[back to Table of Contents]

The Walls of St. Antipas Fall at the Third Blast

On that dreaded morning a few weeks later, when the young minister faced a thronged St. Antipas at eleven o'clock service, his wife looked up at him from Aunt Bell's side in a pew well forward—the pew of Cyrus Browett—looked up at him in trembling, loving wonder. Then a little tender half-smile of perfect faith went dreaming along her just-parted lips. Let the many prototypes of Dives in St. Antipas—she could see the relentless profile of their chief at her right—be offended by his rugged speech: he should find atoning comfort in her new love. Like Luther, he must stand there to say out the soul of him, and she was prostrate before his brave greatness.

When, at last, he came to read the biting verses of the parable, her heart beat as if it would be out to him, her face paled and hardened with the strain of his ordeal.

"And it came to pass that the beggar died and was carried by the angels into Abraham's bosom; the rich man also died and was buried.

"And in hell he lifted up his eyes, being in torments, and seeth Abraham afar off and Lazarus in his bosom.

"And he cried and said, 'Father Abraham, have mercy on me and send Lazarus that he may dip the tip of his finger in water and cool my tongue; for I am tormented in this flame.'

"But Abraham said, 'Son, remember that thou in thy lifetime receivedst thy good things, and likewise Lazarus evil things; but now he is comforted and thou art tormented.'"

The sermon began. Unflinchingly the preacher pointed out that Dives, apparently, lay in hell for no other reason than that he had been a rich man; no sin was imputed to him; not even unbelief; he had not only transgressed no law, but was doubtless a respectable, God-fearing man of irreproachable morals—sent to hell for his wealth.

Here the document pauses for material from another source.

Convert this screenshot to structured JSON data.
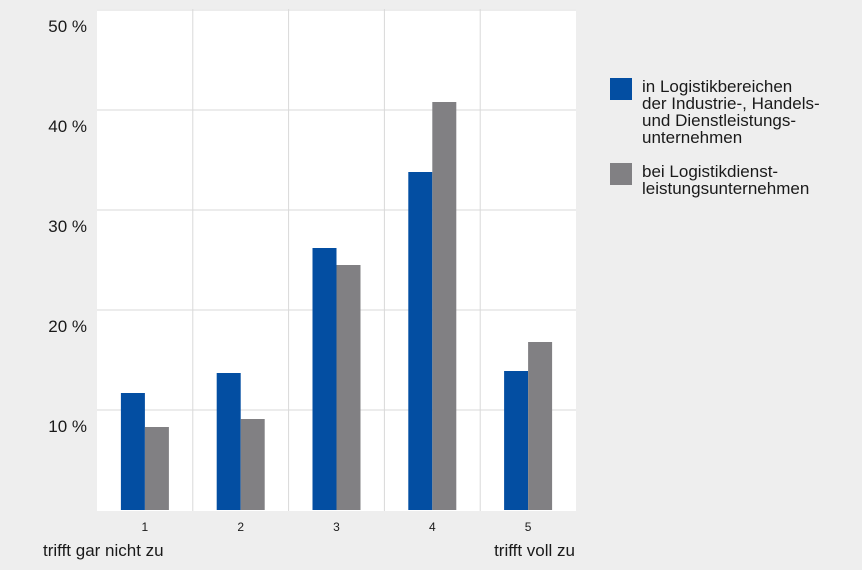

And Lazarus appeared to have won heaven merely by reason of his poverty. No virtue, no active good conduct, was accredited to him.

Reading with the eye of common understanding, Jesus taught that the rich merited eternal torment by reason of their riches, and the poor merited eternal life by reason of their poverty, a belief that one might hear declared even to-day. Nor was this view attested solely by this parable. Jesus railed constantly at those in high places, at the rich and at lawyers, and the chief priests and elders and those in authority—declaring that he had been sent, not to them, but to the poor who needed a physician.

But was there not a seeming inconsistency here in the teachings of the Master? If the poor achieved heaven automatically by their mere poverty, why were they still needing a physician? Under that view, why were not the rich those who needed a physician—according to the literal words of Jesus?

Up to the close of this passage the orator's manner had been one of glacial severity—of a sternness apparently checked by rare self-control from breaking into a denunciation of the modern Dives. Then all was changed. His face softened and lighted; the broad shoulders seemed to relax from their uncompromising squareness; he stood more easily upon his feet; he glowed with a certain encouraging companionableness.